Sempre più ammalorato l’ex bocciodromo di via Gadio, immobile che il Comune ha ceduto ad Aem diversi anni fa e su cui sono circolate le più svariate ipotesi di riutilizzo senza che nessuna si sia mai concretizzata. Residenze, nuova sede dell’archivio comunale, persino un parcheggio, considerati i volumi interni: ipotesi naufragate di fronte alla crisi del mercato immobiliare. Aem aveva già cercato di mettere in vendita il complesso, ma senza successo. “Che io ricordi – spiega il presidente Massimo Siboni – si era fatto avanti un solo soggetto interessato, ma non se ne è fatto nulla. Sicuramente penseremo ad un nuovo bando, fermo restando che il valore di cespite non può essere modificato”. Nell’ultimo bilancio di esercizio 2017 l’ex bocciodromo è valorizzato a 482mila euro, cifra non impossibile e che già tiene conto del degrado strutturale, nonostante l’intervento di rimozione amianto già effettuato dalla proprietà negli anni passati. Fatto sta che nell’attesa di un compratore, l’immobile perde pezzi di intonaco, le crepe sulla facciata si allargano e spesso i residenti lo vedono transennato.

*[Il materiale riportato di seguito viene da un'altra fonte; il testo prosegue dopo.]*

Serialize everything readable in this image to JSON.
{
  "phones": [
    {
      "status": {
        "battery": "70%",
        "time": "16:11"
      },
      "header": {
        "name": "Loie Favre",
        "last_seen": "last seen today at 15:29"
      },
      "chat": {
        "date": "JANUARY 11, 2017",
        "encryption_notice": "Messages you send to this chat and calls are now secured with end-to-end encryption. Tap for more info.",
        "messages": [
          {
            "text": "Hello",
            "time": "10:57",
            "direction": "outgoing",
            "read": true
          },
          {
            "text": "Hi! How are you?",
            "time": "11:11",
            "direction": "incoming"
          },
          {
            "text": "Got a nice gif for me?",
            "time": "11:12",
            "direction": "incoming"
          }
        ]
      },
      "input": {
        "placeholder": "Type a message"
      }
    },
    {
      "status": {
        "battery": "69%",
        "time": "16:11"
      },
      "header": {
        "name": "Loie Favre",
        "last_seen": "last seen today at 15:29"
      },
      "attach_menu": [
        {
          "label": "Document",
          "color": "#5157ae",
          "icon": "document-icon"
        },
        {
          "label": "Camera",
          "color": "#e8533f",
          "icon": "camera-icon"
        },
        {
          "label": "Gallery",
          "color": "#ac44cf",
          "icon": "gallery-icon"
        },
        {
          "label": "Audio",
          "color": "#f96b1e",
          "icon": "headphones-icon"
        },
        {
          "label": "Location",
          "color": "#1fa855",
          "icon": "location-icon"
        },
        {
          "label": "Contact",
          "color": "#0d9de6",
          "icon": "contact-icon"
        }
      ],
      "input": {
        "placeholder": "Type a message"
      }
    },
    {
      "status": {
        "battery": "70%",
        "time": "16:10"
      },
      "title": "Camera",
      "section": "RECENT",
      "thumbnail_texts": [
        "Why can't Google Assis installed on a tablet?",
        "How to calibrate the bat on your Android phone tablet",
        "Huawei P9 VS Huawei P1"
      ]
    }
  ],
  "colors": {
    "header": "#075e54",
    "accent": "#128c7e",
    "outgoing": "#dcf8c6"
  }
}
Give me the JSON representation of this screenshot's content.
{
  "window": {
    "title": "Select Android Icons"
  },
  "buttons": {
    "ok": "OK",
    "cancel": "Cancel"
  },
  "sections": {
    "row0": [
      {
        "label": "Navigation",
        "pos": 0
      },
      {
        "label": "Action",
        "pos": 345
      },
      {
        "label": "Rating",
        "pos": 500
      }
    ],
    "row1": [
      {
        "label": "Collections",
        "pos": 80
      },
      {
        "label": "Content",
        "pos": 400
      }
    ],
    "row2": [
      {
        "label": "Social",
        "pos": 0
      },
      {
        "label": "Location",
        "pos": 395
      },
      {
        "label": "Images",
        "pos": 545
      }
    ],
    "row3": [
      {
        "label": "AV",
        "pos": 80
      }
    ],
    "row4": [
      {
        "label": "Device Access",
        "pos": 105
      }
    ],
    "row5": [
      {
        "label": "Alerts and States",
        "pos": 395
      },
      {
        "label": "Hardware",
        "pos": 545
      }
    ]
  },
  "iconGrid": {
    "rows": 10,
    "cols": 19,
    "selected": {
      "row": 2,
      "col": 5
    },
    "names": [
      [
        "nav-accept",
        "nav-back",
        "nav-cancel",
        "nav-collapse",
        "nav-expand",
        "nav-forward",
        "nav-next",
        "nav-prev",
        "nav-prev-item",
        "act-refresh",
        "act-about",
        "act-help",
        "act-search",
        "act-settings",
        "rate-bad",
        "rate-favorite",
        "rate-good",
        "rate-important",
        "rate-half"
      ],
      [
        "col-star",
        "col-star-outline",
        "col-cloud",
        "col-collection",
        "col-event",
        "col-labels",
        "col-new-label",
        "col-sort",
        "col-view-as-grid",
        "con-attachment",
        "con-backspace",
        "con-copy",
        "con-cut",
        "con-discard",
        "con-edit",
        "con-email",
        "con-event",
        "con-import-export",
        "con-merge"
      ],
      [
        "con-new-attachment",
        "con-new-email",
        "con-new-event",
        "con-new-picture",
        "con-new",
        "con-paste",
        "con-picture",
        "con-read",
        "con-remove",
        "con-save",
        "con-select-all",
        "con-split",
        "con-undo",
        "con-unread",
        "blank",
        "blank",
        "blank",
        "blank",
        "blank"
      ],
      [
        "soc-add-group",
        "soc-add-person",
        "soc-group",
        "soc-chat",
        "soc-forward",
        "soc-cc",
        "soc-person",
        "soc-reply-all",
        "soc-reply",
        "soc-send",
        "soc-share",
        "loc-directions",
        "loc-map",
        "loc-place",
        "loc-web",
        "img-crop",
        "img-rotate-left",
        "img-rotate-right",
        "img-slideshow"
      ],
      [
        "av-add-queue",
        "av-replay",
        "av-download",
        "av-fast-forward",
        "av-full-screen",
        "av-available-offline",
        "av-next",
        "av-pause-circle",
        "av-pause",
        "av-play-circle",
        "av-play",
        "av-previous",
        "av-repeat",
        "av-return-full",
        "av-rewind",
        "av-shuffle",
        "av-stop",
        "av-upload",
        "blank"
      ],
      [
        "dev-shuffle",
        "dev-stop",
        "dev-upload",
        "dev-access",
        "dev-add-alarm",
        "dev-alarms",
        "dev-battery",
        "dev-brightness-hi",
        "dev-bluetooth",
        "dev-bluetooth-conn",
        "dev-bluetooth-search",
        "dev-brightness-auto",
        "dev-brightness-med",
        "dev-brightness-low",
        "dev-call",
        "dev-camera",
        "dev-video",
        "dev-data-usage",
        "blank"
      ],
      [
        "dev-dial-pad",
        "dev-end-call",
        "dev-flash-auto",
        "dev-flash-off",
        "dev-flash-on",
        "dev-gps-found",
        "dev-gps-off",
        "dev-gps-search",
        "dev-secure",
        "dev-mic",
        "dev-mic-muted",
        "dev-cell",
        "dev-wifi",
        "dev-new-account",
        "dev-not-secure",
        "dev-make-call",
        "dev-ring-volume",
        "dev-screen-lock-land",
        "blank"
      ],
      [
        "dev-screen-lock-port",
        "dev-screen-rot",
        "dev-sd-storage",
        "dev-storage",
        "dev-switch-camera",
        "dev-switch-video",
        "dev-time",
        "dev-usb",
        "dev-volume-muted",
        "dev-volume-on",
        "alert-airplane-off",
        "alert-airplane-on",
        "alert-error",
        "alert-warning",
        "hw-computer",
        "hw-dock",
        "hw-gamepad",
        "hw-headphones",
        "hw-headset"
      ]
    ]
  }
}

“Vista la collocazione, – continua Siboni – le possibilità di utilizzo sono molteplici. Il parcheggio ad esempio era un’ipotesi considerata, ma c’è il problema dell’accesso, la via è effettivamente molto stretta”. Proprio in queste settimane è partito a poca distanza il cantiere della fondazione Stauffer che trasformerà palazzo Stradiotti in sede per i corsi di perfezionamento musicale dell’Accademia e in  foresteria per studenti. Nessun interesse, a quanto pare, c’era stato da parte della stessa fondazione per un recupero anche del vicino stabile di via Gadio, in una strada che negli ultimi anni ha visto la sistemazione di parecchie facciate private in pessime condizioni.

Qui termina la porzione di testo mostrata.